Machine Learning, Reinforcement Learning, Bayesian Deep Learning, POMDPs, Information Theoretic Policy Search, Exploration


Hong Linh Thai joined the Intelligent Autonomous Systems Group (IAS) as an external PhD student in cooperation with the Bosch Center for Artificial Intelligence (BCAI), in April 2018. In his PhD research, Linh is working on learning environmental models with uncertainties and developing new reinforcement learning algorithms, which use these learned uncertain environmental models to find robust and safe policies.

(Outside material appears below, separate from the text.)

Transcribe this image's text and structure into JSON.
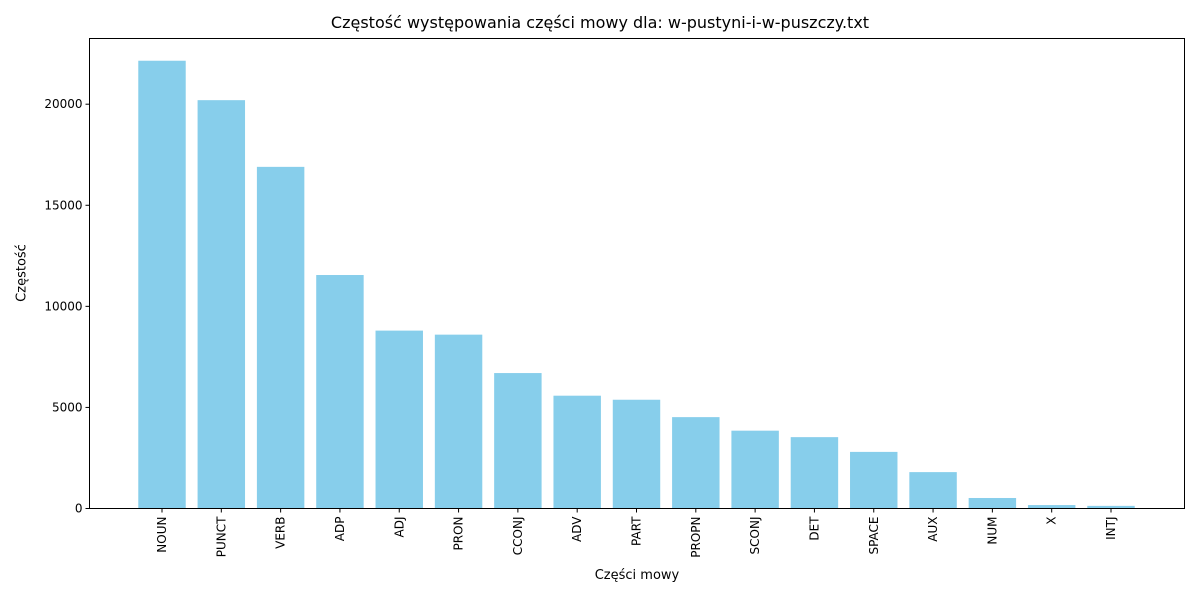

Before his PhD, Linh completed both his Bachelor and Master Degree in Computer Science at the Technische Universität Darmstadt. His Master's Thesis was focused on deep reinforcement learning for partially observable environments and supervised by Gerhard Neumann, Joni Pajarinen and Jan Peters.

Research Interest

In the last few years reinforcement learning, especially deep reinforcement learning, has made a big impact by achieving human level gameplay in the Atari 2600 console games just using images as input and by learning robot control policies end-to-end from images to motor signals - task which were previously intractable for reinforcement learning due to the high dimensionality. Most of these results were obtained on fully observable environments, which is a common assumption in reinforcement learning. However, in the real world this assumption is often violated, since there can be many cases where the full world state cannot be perceived by a robot, e.g. due to occlusions or having only local observations. In these cases, often the agent needs to first gather information about the true environmental state until he his certain enough before he can start exploiting. Therefore, it is necessary to create new deep reinforcement learning methods, which can learn this information gathering process in partially observable environments. Furthermore, one drawback of deep reinforcement learning is sample inefficiency: tons of interactions with the environment are needed to learn a good policy, which can be highly costly in the real world for applications as autonomous driving or robotics. To reduce the number of needed samples model-based reinforcement learning is a promising route for future research. On the back of this we want to be able to use model bias obtain safe exploration and robust policies.